How To Protect Family From Inheritance and Probate Scams After a Death
Practical guidance for identifying and avoiding inheritance, estate, and probate scams that target families during the bereavement period.
Last reviewed: 1 June 2026
The period following a death is one of the most vulnerable times for financial exploitation. Inheritance scams, fake solicitors, probate fraud, and legacy charity fraud all target grieving families when their guard is down and they may be dealing with unfamiliar legal and financial processes for the first time. Understanding what is normal helps families spot what is not.
Common scams targeting bereaved families
Scammers monitor public death notices, obituaries, and probate filings, then move quickly because they know grief creates both distraction and a willingness to trust anyone who sounds official. Common approaches include a call or letter claiming to be a solicitor or 'estate recovery service' who has located unclaimed inheritance money for an upfront fee, fake creditors claiming the deceased owed a debt, and emails impersonating a real solicitor's firm with altered payment details for estate funds. These messages are convincing because they use accurate details pulled from public records — the deceased's name, date of death, sometimes even a relative's name — which can make an entirely fabricated claim feel personally researched and legitimate rather than a mass-sent scam.
- Fake solicitors offering to handle the estate for a 'small upfront fee'
- Advance-fee inheritance scams: someone claims to represent an unknown relative's estate
- Legacy or charitable gift fraud: charities claiming the deceased pledged a donation
- Online will fraud: unlicensed will writers creating unenforceable documents
- Fake executor services charging for tasks that are straightforward to do independently
Verifying professionals and organisations
Any solicitor, financial adviser, or executor involved in handling an estate can and should be checked against an official regulatory register before any money is sent or document signed — for solicitors this typically means the relevant law society's public register, for financial advisers a national regulator's register. If someone contacts the family claiming to represent a firm already involved in the estate, call the firm directly using a number found independently — from a previous letter, their official website, or the regulator's listing — rather than any number the caller provides. A genuine professional will never object to this kind of verification call and will usually welcome the family taking it seriously.

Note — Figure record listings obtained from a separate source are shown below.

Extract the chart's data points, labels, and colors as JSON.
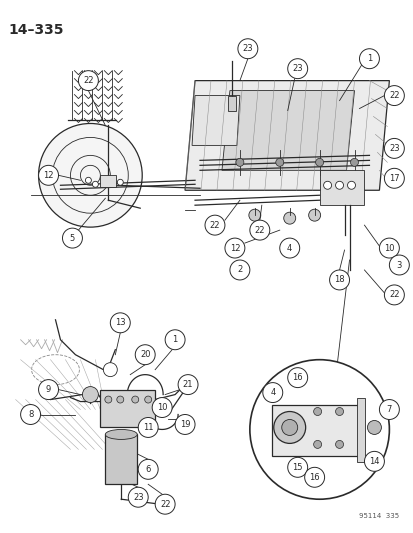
{
  "title": "14–335",
  "watermark": "95114  335",
  "bg_color": "#ffffff",
  "fig_width": 4.14,
  "fig_height": 5.33,
  "dpi": 100,
  "line_color": "#2a2a2a",
  "callout_font": 5.5,
  "callout_r": 0.021
}
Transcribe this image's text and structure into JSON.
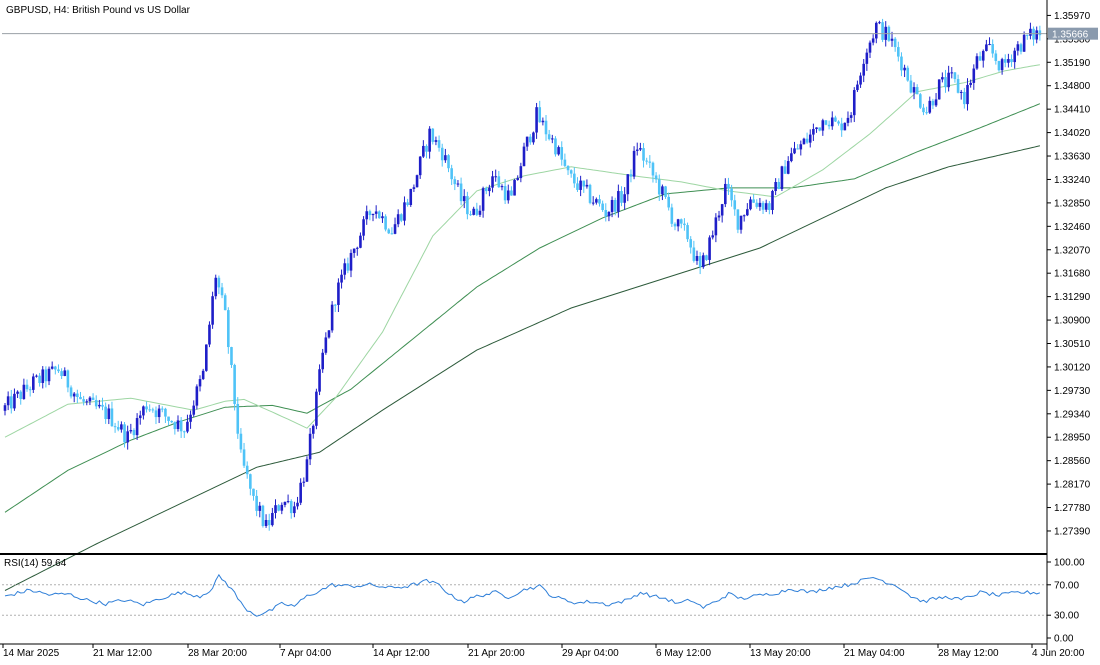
{
  "window": {
    "title": "GBPUSD, H4:  British Pound vs US Dollar"
  },
  "colors": {
    "background": "#ffffff",
    "axis": "#000000",
    "bull_candle": "#1e1ec8",
    "bear_candle": "#4fc3f7",
    "ma_fast": "#9ed6a3",
    "ma_mid": "#3f8f53",
    "ma_slow": "#2c5a3a",
    "rsi_line": "#2f7fd8",
    "price_tag_bg": "#8a9aad",
    "price_line": "#9aa0a6",
    "rsi_level": "#b0b0b0"
  },
  "rsi_panel": {
    "label": "RSI(14) 59.64",
    "levels": [
      "100.00",
      "70.00",
      "30.00",
      "0.00"
    ]
  },
  "chart_data": {
    "type": "candlestick",
    "symbol": "GBPUSD",
    "timeframe": "H4",
    "title": "GBPUSD, H4:  British Pound vs US Dollar",
    "current_price": "1.35666",
    "current_price_value": 1.35666,
    "y_ticks": [
      "1.35970",
      "1.35580",
      "1.35190",
      "1.34800",
      "1.34410",
      "1.34020",
      "1.33630",
      "1.33240",
      "1.32850",
      "1.32460",
      "1.32070",
      "1.31680",
      "1.31290",
      "1.30900",
      "1.30510",
      "1.30120",
      "1.29730",
      "1.29340",
      "1.28950",
      "1.28560",
      "1.28170",
      "1.27780",
      "1.27390"
    ],
    "ylim": [
      1.2704,
      1.3616
    ],
    "x_ticks": [
      "14 Mar 2025",
      "21 Mar 12:00",
      "28 Mar 20:00",
      "7 Apr 04:00",
      "14 Apr 12:00",
      "21 Apr 20:00",
      "29 Apr 04:00",
      "6 May 12:00",
      "13 May 20:00",
      "21 May 04:00",
      "28 May 12:00",
      "4 Jun 20:00"
    ],
    "price_waypoints": [
      [
        0,
        1.2939
      ],
      [
        10,
        1.2985
      ],
      [
        18,
        1.3008
      ],
      [
        25,
        1.2955
      ],
      [
        34,
        1.2932
      ],
      [
        40,
        1.2895
      ],
      [
        46,
        1.295
      ],
      [
        52,
        1.293
      ],
      [
        58,
        1.291
      ],
      [
        64,
        1.3
      ],
      [
        68,
        1.3165
      ],
      [
        71,
        1.3095
      ],
      [
        76,
        1.286
      ],
      [
        80,
        1.279
      ],
      [
        84,
        1.2745
      ],
      [
        89,
        1.279
      ],
      [
        93,
        1.278
      ],
      [
        97,
        1.285
      ],
      [
        102,
        1.303
      ],
      [
        106,
        1.313
      ],
      [
        112,
        1.321
      ],
      [
        118,
        1.328
      ],
      [
        124,
        1.324
      ],
      [
        130,
        1.33
      ],
      [
        136,
        1.34
      ],
      [
        140,
        1.337
      ],
      [
        146,
        1.329
      ],
      [
        150,
        1.3265
      ],
      [
        156,
        1.333
      ],
      [
        162,
        1.329
      ],
      [
        166,
        1.337
      ],
      [
        170,
        1.343
      ],
      [
        176,
        1.338
      ],
      [
        180,
        1.333
      ],
      [
        186,
        1.33
      ],
      [
        192,
        1.327
      ],
      [
        198,
        1.33
      ],
      [
        202,
        1.338
      ],
      [
        206,
        1.334
      ],
      [
        210,
        1.33
      ],
      [
        214,
        1.325
      ],
      [
        218,
        1.323
      ],
      [
        222,
        1.317
      ],
      [
        226,
        1.3235
      ],
      [
        230,
        1.331
      ],
      [
        234,
        1.3255
      ],
      [
        238,
        1.329
      ],
      [
        244,
        1.328
      ],
      [
        250,
        1.336
      ],
      [
        256,
        1.339
      ],
      [
        262,
        1.343
      ],
      [
        266,
        1.341
      ],
      [
        270,
        1.344
      ],
      [
        274,
        1.353
      ],
      [
        278,
        1.358
      ],
      [
        282,
        1.356
      ],
      [
        286,
        1.352
      ],
      [
        290,
        1.347
      ],
      [
        294,
        1.344
      ],
      [
        298,
        1.348
      ],
      [
        302,
        1.349
      ],
      [
        306,
        1.346
      ],
      [
        310,
        1.352
      ],
      [
        314,
        1.354
      ],
      [
        318,
        1.351
      ],
      [
        322,
        1.354
      ],
      [
        326,
        1.356
      ],
      [
        329,
        1.3567
      ]
    ],
    "ma_fast_waypoints": [
      [
        0,
        1.2895
      ],
      [
        20,
        1.295
      ],
      [
        40,
        1.296
      ],
      [
        60,
        1.294
      ],
      [
        70,
        1.2955
      ],
      [
        76,
        1.2958
      ],
      [
        90,
        1.2925
      ],
      [
        96,
        1.291
      ],
      [
        105,
        1.296
      ],
      [
        120,
        1.307
      ],
      [
        136,
        1.323
      ],
      [
        150,
        1.3305
      ],
      [
        165,
        1.333
      ],
      [
        180,
        1.3345
      ],
      [
        200,
        1.333
      ],
      [
        215,
        1.332
      ],
      [
        230,
        1.3305
      ],
      [
        245,
        1.3295
      ],
      [
        260,
        1.334
      ],
      [
        275,
        1.34
      ],
      [
        290,
        1.347
      ],
      [
        305,
        1.3485
      ],
      [
        318,
        1.3505
      ],
      [
        329,
        1.3515
      ]
    ],
    "ma_mid_waypoints": [
      [
        0,
        1.277
      ],
      [
        20,
        1.284
      ],
      [
        40,
        1.289
      ],
      [
        55,
        1.292
      ],
      [
        70,
        1.2945
      ],
      [
        85,
        1.2948
      ],
      [
        96,
        1.2935
      ],
      [
        110,
        1.2975
      ],
      [
        130,
        1.306
      ],
      [
        150,
        1.3145
      ],
      [
        170,
        1.321
      ],
      [
        190,
        1.326
      ],
      [
        210,
        1.33
      ],
      [
        230,
        1.331
      ],
      [
        250,
        1.331
      ],
      [
        270,
        1.3325
      ],
      [
        290,
        1.337
      ],
      [
        310,
        1.341
      ],
      [
        329,
        1.345
      ]
    ],
    "ma_slow_waypoints": [
      [
        0,
        1.264
      ],
      [
        30,
        1.272
      ],
      [
        60,
        1.2795
      ],
      [
        80,
        1.2845
      ],
      [
        100,
        1.287
      ],
      [
        120,
        1.294
      ],
      [
        150,
        1.304
      ],
      [
        180,
        1.311
      ],
      [
        210,
        1.316
      ],
      [
        240,
        1.321
      ],
      [
        260,
        1.326
      ],
      [
        280,
        1.331
      ],
      [
        300,
        1.3345
      ],
      [
        329,
        1.338
      ]
    ],
    "rsi_waypoints": [
      [
        0,
        55
      ],
      [
        8,
        63
      ],
      [
        14,
        57
      ],
      [
        20,
        58
      ],
      [
        26,
        50
      ],
      [
        32,
        45
      ],
      [
        38,
        50
      ],
      [
        44,
        44
      ],
      [
        50,
        53
      ],
      [
        56,
        60
      ],
      [
        62,
        55
      ],
      [
        66,
        65
      ],
      [
        68,
        82
      ],
      [
        72,
        65
      ],
      [
        76,
        40
      ],
      [
        80,
        30
      ],
      [
        84,
        35
      ],
      [
        88,
        45
      ],
      [
        92,
        42
      ],
      [
        96,
        55
      ],
      [
        100,
        62
      ],
      [
        104,
        70
      ],
      [
        110,
        68
      ],
      [
        116,
        70
      ],
      [
        122,
        66
      ],
      [
        128,
        68
      ],
      [
        134,
        75
      ],
      [
        138,
        70
      ],
      [
        142,
        55
      ],
      [
        146,
        48
      ],
      [
        150,
        55
      ],
      [
        156,
        60
      ],
      [
        160,
        54
      ],
      [
        166,
        65
      ],
      [
        170,
        68
      ],
      [
        174,
        55
      ],
      [
        178,
        50
      ],
      [
        182,
        46
      ],
      [
        186,
        48
      ],
      [
        192,
        44
      ],
      [
        198,
        50
      ],
      [
        202,
        60
      ],
      [
        206,
        55
      ],
      [
        210,
        52
      ],
      [
        214,
        45
      ],
      [
        218,
        50
      ],
      [
        222,
        40
      ],
      [
        226,
        48
      ],
      [
        230,
        58
      ],
      [
        234,
        52
      ],
      [
        240,
        56
      ],
      [
        246,
        60
      ],
      [
        250,
        65
      ],
      [
        256,
        60
      ],
      [
        262,
        66
      ],
      [
        268,
        70
      ],
      [
        272,
        75
      ],
      [
        276,
        80
      ],
      [
        280,
        74
      ],
      [
        284,
        68
      ],
      [
        288,
        55
      ],
      [
        292,
        48
      ],
      [
        296,
        52
      ],
      [
        300,
        54
      ],
      [
        304,
        50
      ],
      [
        310,
        60
      ],
      [
        316,
        56
      ],
      [
        322,
        60
      ],
      [
        329,
        59.64
      ]
    ],
    "n_candles": 330
  }
}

- Verify solicitors on the Solicitors Regulation Authority (SRA) website
- Check financial advisers on the FCA register
- Verify charities on the Charity Commission register before responding to legacy claims
- Never pay upfront fees to receive an inheritance or start probate
The probate process — what is normal
Understanding the ordinary shape of probate makes it far easier to spot what doesn't belong. Legitimate probate is typically slow, involves a named executor or solicitor the family already knows or was formally introduced to, and communicates through official letters or a known firm's email domain rather than urgent calls demanding immediate payment. There is no legitimate mechanism for a stranger to 'unlock' inheritance funds in exchange for an upfront fee, and real courts or probate registries do not ask for payment by gift card, cryptocurrency, or wire transfer to an individual's personal account. If contact feels unusually fast, unusually urgent, or introduces a fee the known solicitor never mentioned, treat it as a signal to pause and verify.
- Probate applications go through the Probate Registry (or equivalent in your country) — not through cold callers
- Legitimate solicitors do not normally demand same-day payment for estate work
- If in doubt, ask the court or probate registry directly
Conversation script
“I know there is a lot to deal with right now — I just want to flag that there are people who target families during this time. If anyone contacts us about the estate out of the blue, let's check who they are before we engage.”
“Any solicitor or adviser we use for this should be on the official register. I can check that for us if you want.”
“If anyone claims there is a charitable gift we owe, or an inheritance from someone we have never heard of, that is worth being cautious about.”
Frequently asked questions
We received a letter from a solicitor we don't recognise claiming to represent the estate — is it real?
Do not respond until you have verified the firm independently. Search for the firm on the SRA website using the details in the letter. If they are not listed, or if the address or number does not match, it may be fraud. Contact the SRA or the real firm's publicly listed number to check.
Someone has told us there is an inheritance from a distant relative abroad — could it be genuine?
Occasionally, genuine distant-relative inheritances do exist. The test is simple: legitimate inheritance processes never ask you to pay fees upfront to receive the money. If you are asked for a fee, bank details, or personal documents before receiving anything, stop and verify through an independent solicitor.